There are three main advantages to ranking in this scenario. First, the burden of responding to false positives is entirely removed, because patients are not classified based on risk thresholds. There is therefore no need to limit the number of alerts or find ways to reduce the burden of alerts [7]. Second, there is no uncertainty over whether a patient is high or low risk based on vital signs that fall just short of a classification threshold. This reduces potential conflict between clinician and model in which clinicians may feel uncertain about the consequences of disagreeing with a complex and opaque algorithm for such an important decision [42]. Finally, ranking by predicted risk makes models less susceptible to the effects of miscalibration and focuses instead on discrimination [43]. Calibration is important; risk overestimation may lead to the provision of unnecessary care, while risk underestimation may lead to withholding it [44, 45]. The main harms of miscalibration become apparent only if clinicians seek to understand how much greater the risk is for one patient over another.

Model performance in practice

The model’s internally-externally cross-validated AUC of 0.97 within 12 h and 0.96 within 24 h showed good discrimination compared to other published models [2, 46]. However, this does not guarantee the model’s usefulness in clinical practice. Vincent et al. note that the primary goal of deterioration models is typically to facilitate rapid and appropriate escalation of the patient’s care [40]. This must be balanced against the capacity of clinicians to respond. A ranking approach can help prioritise risk assessments based on perceived urgency when multiple patients have been flagged, as well as by identifying patients at risk who are below a designated threshold. This can be especially useful for identifying potentially deteriorating patients before their deterioration mandates a rapid response, [9] especially when nurses may feel pressure not to escalate if alert thresholds have not been reached.

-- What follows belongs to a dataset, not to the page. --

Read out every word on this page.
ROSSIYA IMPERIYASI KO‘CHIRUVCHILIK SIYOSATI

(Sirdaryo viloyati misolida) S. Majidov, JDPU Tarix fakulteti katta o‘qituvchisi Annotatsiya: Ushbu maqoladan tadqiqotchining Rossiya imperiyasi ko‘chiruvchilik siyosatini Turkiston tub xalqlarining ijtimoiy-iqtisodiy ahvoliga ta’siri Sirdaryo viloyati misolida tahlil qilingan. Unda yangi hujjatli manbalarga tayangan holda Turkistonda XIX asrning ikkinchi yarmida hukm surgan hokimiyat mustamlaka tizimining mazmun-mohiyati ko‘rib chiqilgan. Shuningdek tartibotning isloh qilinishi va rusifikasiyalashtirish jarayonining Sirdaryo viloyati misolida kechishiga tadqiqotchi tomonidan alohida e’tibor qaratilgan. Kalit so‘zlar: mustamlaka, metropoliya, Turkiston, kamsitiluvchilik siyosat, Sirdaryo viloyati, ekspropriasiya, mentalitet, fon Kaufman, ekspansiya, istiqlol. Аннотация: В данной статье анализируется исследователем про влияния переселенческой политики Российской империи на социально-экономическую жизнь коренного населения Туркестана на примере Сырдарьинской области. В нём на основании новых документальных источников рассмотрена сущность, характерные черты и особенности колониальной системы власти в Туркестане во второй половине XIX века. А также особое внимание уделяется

To determine whether a clinical prediction model is useful, it should ultimately be assessed in terms of its impact on patient outcomes. The gold standard is a randomised controlled trial, which can be both expensive and difficult to organise. To assess a model’s perceived utility, an intermediary step may be to conduct a model impact study to identify potential benefits and barriers prior to implementation to determine whether a randomised trial is appropriate [47]. We highlight three of these barriers below.

First is whether the model is compatible with, rather than interrupts, clinical workflows. Clinicians’ perceptions about the perceived utility of the model [16] and whether time savings from reduced alert disruptions [48] can be spent on early identification of patients at risk could be assessed with a pilot implementation study. Second is how to address operational concerns, including the number of patients to include in each ranked set and whether highly ranked patients would be assessed earlier than under a threshold-based system. Third is whether the presence of missing data can and should be imputed in real time. Imputing missing data using the outcome variable is recommended to minimise bias, [49] but is impossible by definition in most prediction tasks as the outcome is not yet known [21]. We provide the model equation for both settings in which missing data are and are not allowed by the model to provide a starting point for external validation studies.

Limitations

As the AUC is typically calculated by comparing the predicted risks of positive and negative cases, a small number of patients who experience the event may all be easily identifiable by a model. This may indicate potentially limited model utility, as these individuals may also be easily identifiable by skilled clinicians. It is worth noting that AUC, while useful, may be more appropriate as a first pass of predictive performance rather than a sufficient measure of model quality. A more appropriate measure of model quality could instead be obtained by measuring whether it adds useful information to the clinical decision making process, [50] leading to improved patient outcomes. Given that the model described here does not rely on classification, or probability, metrics like net benefit [51] or prospective simulations of model performance are less applicable [52].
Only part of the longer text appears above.